I am trying to test in AMOS the discriminant validity of a 3-item measure (items "1, 2 and 3" against a 1-item measure "item Z" (both are Likert scale questionnaire instruments), by comparing whether the fit of a two-factor solution is better than a one-factor solution (where all four items load on the same factor). The two measures are theoretically positively related to one another, but should be clearly different constructs. The models are shown in the picture (above). However, when I run the models separately I get identical chi-square values and other indices.
I have a few questions related to this (sorry if something is not adequately explained, since I'm rather new to AMOS):
Is this a good way of testing discriminant validity when one of the measures is a one-item measure?
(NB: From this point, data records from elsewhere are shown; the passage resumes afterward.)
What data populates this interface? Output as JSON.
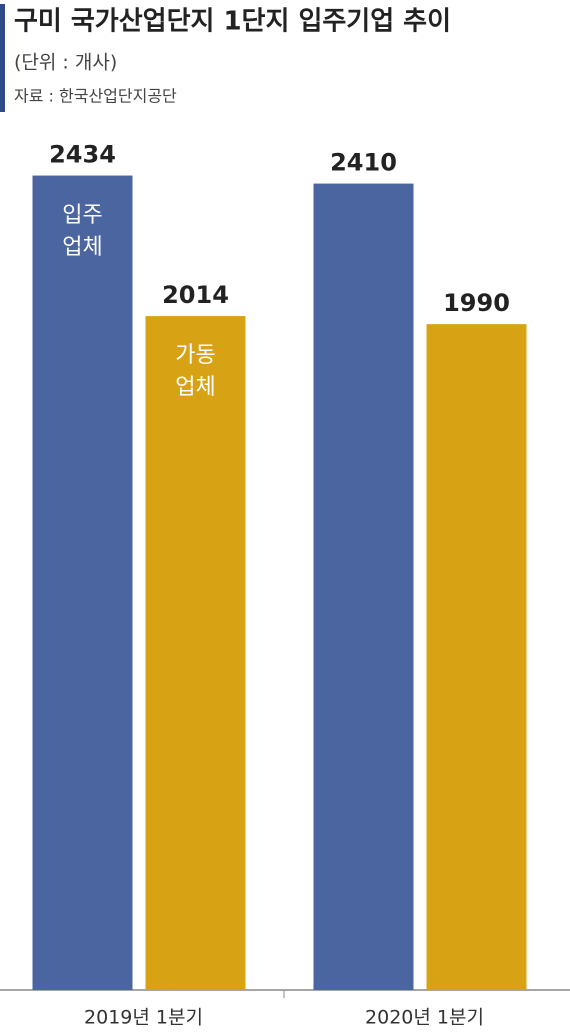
{
  "chart_data": {
    "type": "bar",
    "title": "구미 국가산업단지 1단지 입주기업 추이",
    "subtitle": "(단위 : 개사)",
    "source": "자료 : 한국산업단지공단",
    "categories": [
      "2019년 1분기",
      "2020년 1분기"
    ],
    "series": [
      {
        "name": "입주\n업체",
        "color": "#4a65a0",
        "values": [
          2434,
          2410
        ]
      },
      {
        "name": "가동\n업체",
        "color": "#d7a315",
        "values": [
          2014,
          1990
        ]
      }
    ],
    "ylim": [
      0,
      2600
    ]
  }
}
I have used Average Variance Extracted estimates before, but based on what I've read they don't seem to work with one-item measures. If not, I would be extremely happy to hear thoughts on other possible analyses to use for this. Using simple correlations is difficult, since by theory they are in the low-moderate range (and I'm not aware of good cutoff value criteria for what correlation is "too high" for two variables to no longer be considered discriminant from each other).
Is the model specified correctly? Since there is a high number of factors compared to the number of items, I had to fix some estimates (namely, factor-level means and the error variance for the single-item factor) to get enough degrees of freedom, and I'm not sure whether I chose the correct estimates to fix and/or correct values for them.
What could be causing the exactly similar chi-squared values and indices of these two models? And if there's nothing wrong with the models (I assume there is), how to interpret this?